We talked at IBM Red Hat about Project Lightwell, which came from the Mythos moment of, well, now suddenly the AI can understand and highlight a bunch of security issues in the software. And I think that a lot more faster, sorry, and in a lot more massive way, and we've seen it ourselves. But where I think Ansible automation platform can help, for instance, and AIOps in general techniques, is really understanding that we can patch those systems faster, as a result of being able to not only as a result of leveraging AI, but leveraging the entire automation platform to patch those systems.
I think that's very important. But I think the conversation around the ethical use of AI, the data that needs to be used, the open source aspect of things is absolutely critical. And this is why, many years ago, I came into the world of open source.
I was in closed source software for many years, and I've been now at Red Hat for over almost 20 years now. And I think that's the power of open source software is being able to level set across the data across all our customers, and being able to leverage that software to understand where you have risk and where you don't have risk. So, for me, I think AI will push the envelope, but we still need to understand that AI doesn't remove operations at this point.

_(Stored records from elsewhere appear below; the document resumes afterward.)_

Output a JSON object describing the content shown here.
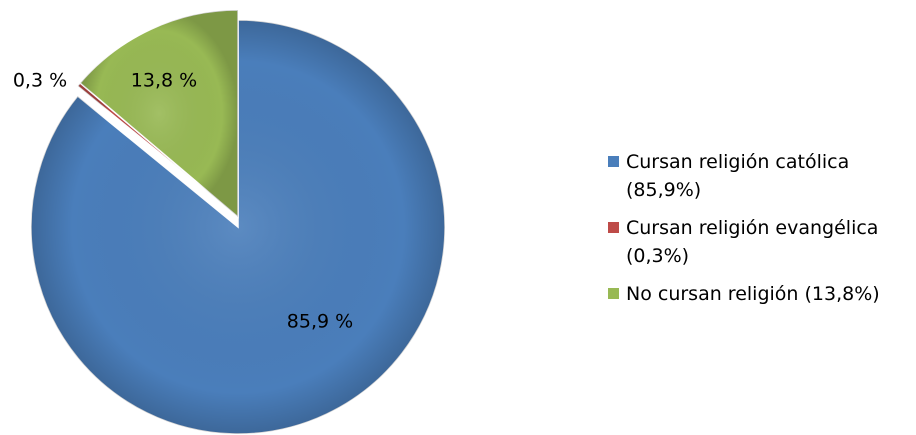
{
  "chart_data": {
    "type": "pie",
    "title": "",
    "start_angle_deg": 0,
    "direction": "clockwise",
    "slices": [
      {
        "legend": "Cursan religión católica (85,9%)",
        "label": "85,9 %",
        "value": 85.9,
        "color": "#4a7ebb",
        "explode": false
      },
      {
        "legend": "Cursan religión evangélica (0,3%)",
        "label": "0,3 %",
        "value": 0.3,
        "color": "#be4b48",
        "explode": true
      },
      {
        "legend": "No cursan religión (13,8%)",
        "label": "13,8 %",
        "value": 13.8,
        "color": "#98b954",
        "explode": true
      }
    ],
    "legend_position": "right"
  },
  "legend": {
    "items": [
      {
        "line1": "Cursan religión católica",
        "line2": "(85,9%)",
        "color": "#4a7ebb"
      },
      {
        "line1": "Cursan religión evangélica",
        "line2": "(0,3%)",
        "color": "#be4b48"
      },
      {
        "line1": "No cursan religión (13,8%)",
        "line2": "",
        "color": "#98b954"
      }
    ]
  }
}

We still need all those operations. Absolutely. Xavier, we're past our 15 minutes to tell you the truth, but I wanted to end.
People who want to get more information about Ansible automation platform, what's their best website or best place to go? com website, Alan, and be able to look for Ansible automation platform. And Ansible automation platform is one of the four main platform for Red Hat with OpenShift, RHEL obviously, and now OpenShift AI.
So, and together the Ansible automation platform and OpenShift AI are doing a lot of work around those domains that we're talking about to help with the customer adoption of AI in a safe and secure way. Love it. Xavier, thank you for coming here on Techstrong TV.
It's been a pleasure. Thanks, John. Hope to see you back soon.
Keep up the great work. All right. Sounds good.
Thank you, Alan. Nice meeting you. All right.
Bye. We're going to take a break. We'll be back in a minute.